Re: [HM] Identifying mathematics [was: Marshack & When begins mathematics?]

Robert Tragesser (RTragesser@compuserve.com)
Tue, 31 Aug 1999 07:36:08 -0400

I AM __NOT__ ASKING THE QUESTION, WHAT IS MATHEMATICS?
Rather I am trying to elicit a kind of question historians of
mathematics I think ought to be, but are not as far as I've seen asking
or asking enough [see the end of this post]-- W.r.t recent posting on
this thread by Eric Schechter and Gordon Fisher, my question is NOT,
What is mathematics? This is absolutely not my question. Except
relative to particular purposes and limited circumstances, What
questions have no more cogency than Who questions. It is a tremendous
embarrassment to be thought to be asking a What question. Anything that
evokes the machinations of librarians or the most corrupt and ruinous
sort of way of distinguishing "subjects" I know, the academic (as in
Gordon Fisher's wife evocation of a somewhat Hellenic, but Medieval
academic classification), is very much in the wrong direction from what
interests me.
I can see why my question might look like this, but let me be
more explicit and concrete,

[1] My question originated with the (supposed -- this is still not
confirmed) discovery of Neolithic sets of stone-carved knobs in Scotland
that have among them all the symmetries (!@) of the five Platonic
solids. Although these are "mathematical objects", the question is
did mathematical thinking play a role in their discovery and
construction and appreciation?

[2] I then connected this question with the matter of the Paleolithic
scratched bones that Marshack interpreted as attempts at something like
a lunar calendar. (As not only an astronomer, but a Muslim can, too,
the cycles of the moon as a time structuring/keeping device is complex,
because of the irregularity in, say, the visibility of the phases of
the moon (independently of the condition of the atmosphere) because of
the tilt of the orbit of the moon, etc etc.). The question is whether
the symbolic systems of scratchings, which could be considered a kind
of measure or mensuration ["men" derives from the word for moon, I
think], and so a kind of number, but whether or not it reaches the
status of a mathematical is another matter!

[3] As an analogous, historically problematic phenomenon (that I came
to in private correspondence on these matters), there is the issue in
the history of ancient Greek music whether or not there were so-to-speak
self-standing tunes or melodies, or whether the music had no
independent life or sense without reference to recitation of a poetical
text, say, or dance or ceremony, where the music helped to accentuate
or unify or intensify, but it would make no sense, really, to try to
"enjoy" it on its own, in contrast (supposedly!) to much of our music
which means often to self-standing. "Pure music" and "Pure mathematics"
[e.g., dimensionless numbers, as for example "the real numbers"] were
hard won. So there is the question of when -- and deeply if -- any
"self-standing" mathematics came into being. It is all too easy for us
to look at scraps of ancient mathematics and treat it as self-standing.
One has a recent case in the emergence of a mathematics of chance into a
mathematics of stochastic processes into Probability Theory which is
itself now a subject of pure mathematics in which it's connection with
the stochastic is increasingly a matter of history; for example Rota's
use on "geometric probability" or Paul Erdo"s' use in non-constructive
existence proofs (relative to combinatorial problems, say).
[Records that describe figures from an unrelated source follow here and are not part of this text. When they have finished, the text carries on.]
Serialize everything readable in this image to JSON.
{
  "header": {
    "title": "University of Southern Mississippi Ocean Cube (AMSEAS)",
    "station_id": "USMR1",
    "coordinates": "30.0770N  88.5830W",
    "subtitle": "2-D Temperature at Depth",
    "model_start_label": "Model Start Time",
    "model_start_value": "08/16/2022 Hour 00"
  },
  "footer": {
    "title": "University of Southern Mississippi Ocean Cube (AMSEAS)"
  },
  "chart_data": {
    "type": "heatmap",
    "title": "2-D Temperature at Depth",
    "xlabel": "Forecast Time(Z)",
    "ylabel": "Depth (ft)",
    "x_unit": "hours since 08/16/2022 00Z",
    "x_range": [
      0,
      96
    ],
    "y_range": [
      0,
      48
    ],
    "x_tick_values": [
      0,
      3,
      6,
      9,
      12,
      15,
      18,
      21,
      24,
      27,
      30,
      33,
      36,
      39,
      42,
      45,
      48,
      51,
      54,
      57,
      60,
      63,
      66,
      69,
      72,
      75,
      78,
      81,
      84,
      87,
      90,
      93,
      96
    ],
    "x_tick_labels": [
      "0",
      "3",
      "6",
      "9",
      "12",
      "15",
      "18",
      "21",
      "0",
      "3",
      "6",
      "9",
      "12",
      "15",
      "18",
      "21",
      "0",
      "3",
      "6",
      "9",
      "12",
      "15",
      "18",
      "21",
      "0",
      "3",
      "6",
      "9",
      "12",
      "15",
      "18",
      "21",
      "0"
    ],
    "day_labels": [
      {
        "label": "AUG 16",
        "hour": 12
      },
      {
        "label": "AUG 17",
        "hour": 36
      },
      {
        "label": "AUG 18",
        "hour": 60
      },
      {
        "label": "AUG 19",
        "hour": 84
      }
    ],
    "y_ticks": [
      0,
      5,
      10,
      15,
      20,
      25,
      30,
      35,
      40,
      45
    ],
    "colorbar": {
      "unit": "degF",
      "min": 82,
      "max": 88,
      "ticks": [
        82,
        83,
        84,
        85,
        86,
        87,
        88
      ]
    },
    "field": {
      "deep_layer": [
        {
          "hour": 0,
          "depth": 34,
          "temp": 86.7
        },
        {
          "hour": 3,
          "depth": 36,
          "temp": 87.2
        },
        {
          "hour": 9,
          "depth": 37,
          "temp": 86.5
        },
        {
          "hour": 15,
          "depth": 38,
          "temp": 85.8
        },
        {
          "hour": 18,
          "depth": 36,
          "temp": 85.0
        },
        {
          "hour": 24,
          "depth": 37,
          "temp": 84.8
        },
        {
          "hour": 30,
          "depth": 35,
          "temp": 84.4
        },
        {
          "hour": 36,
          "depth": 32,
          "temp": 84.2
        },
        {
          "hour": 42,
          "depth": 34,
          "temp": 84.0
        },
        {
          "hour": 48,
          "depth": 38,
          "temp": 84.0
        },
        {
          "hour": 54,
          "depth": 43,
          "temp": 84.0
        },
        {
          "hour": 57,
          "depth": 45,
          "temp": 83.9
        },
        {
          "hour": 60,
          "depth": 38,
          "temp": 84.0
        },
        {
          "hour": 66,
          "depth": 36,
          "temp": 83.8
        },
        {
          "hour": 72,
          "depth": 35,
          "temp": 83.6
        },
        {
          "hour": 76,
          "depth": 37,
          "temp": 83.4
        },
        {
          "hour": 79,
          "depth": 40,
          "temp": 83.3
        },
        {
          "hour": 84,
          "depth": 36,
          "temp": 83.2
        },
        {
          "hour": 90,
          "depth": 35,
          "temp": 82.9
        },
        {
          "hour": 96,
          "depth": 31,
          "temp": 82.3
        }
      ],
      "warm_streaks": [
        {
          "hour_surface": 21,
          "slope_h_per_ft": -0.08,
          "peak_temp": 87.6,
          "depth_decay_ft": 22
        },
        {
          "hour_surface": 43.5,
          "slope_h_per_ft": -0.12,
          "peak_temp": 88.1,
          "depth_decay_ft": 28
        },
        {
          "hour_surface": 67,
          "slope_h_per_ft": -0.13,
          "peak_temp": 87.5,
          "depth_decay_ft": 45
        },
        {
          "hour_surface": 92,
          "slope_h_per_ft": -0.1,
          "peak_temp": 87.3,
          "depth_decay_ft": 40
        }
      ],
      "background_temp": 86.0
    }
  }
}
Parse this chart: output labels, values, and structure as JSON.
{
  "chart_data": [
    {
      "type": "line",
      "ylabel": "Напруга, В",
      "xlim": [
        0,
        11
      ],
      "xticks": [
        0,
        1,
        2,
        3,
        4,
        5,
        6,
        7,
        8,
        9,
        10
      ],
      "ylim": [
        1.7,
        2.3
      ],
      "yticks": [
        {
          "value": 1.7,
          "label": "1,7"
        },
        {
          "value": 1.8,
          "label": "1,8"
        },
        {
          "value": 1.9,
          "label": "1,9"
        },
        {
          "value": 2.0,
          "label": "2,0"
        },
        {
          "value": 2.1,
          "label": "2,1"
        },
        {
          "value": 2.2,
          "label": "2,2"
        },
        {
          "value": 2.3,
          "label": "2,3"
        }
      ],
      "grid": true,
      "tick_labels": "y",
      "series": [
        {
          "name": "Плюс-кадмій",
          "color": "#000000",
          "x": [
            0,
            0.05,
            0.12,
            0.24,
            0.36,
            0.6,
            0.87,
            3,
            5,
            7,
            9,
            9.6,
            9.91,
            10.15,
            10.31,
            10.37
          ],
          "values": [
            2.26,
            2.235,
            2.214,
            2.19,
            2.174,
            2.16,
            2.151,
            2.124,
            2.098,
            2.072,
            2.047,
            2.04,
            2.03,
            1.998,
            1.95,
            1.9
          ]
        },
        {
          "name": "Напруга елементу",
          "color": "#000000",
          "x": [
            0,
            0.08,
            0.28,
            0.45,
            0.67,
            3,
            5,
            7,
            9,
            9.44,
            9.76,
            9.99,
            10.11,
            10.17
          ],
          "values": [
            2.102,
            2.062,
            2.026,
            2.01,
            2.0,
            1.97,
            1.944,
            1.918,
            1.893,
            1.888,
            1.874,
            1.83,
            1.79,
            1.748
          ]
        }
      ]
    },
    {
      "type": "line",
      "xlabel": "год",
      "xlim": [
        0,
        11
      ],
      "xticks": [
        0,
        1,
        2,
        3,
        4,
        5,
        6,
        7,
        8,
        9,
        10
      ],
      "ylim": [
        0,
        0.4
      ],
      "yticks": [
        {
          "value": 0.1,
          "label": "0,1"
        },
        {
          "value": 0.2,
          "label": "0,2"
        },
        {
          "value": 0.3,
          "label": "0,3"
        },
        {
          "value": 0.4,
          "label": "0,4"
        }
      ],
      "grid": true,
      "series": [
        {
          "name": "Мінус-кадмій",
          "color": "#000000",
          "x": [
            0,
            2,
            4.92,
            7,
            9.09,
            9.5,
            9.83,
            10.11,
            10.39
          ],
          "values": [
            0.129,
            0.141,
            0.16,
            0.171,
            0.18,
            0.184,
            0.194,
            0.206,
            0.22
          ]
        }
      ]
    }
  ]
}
[4] Mathematical pedagogy. Here the issue arises, also. There is some
justice in the complaint that mathematics is rarely taught or learned.
The rote, formulaic, legalistic, cook-book problems, false divided
subjects that most student's encounters leaves most without an inkling
of what it is to think mathematically (that is, without an inkling of
mathematics) [a favorite conversational theme of Gian-Carlo Rota]. As
the educationist Howard Gardner has put it, however, there is no
reason but institutional stupidity [and perhaps an excess of
mathematicians and teachers of mathematics who have no sense of what
mathematical thinking/understanding in Rota's sense is] that keeps the
schools and students vaccinated against mathematics. [The move to
Calculus Lite is definitely in the wrong direction, even if it is not
as wrong as the New Math direction was].

Clearly I'm not asking one question. AND I DO NOT MEAN TO BE
ASKING A PHILOSOPHY OF MATHS QUESTION, EITHER!
When a historian of mathematics encounters a bit of
mathematical text/signs/record, the question I don't find asked often
enough for my satisfaction is: WHAT SORT OF THINKING DID OR MIGHT HAVE
GIVEN RISE TO THIS? Finding a way of cogently placing/framing this
question is what I am after; not, absolutely not, What is
mathematics?

Greetings from

Babbling West(running)brook, Ct. u.s.a.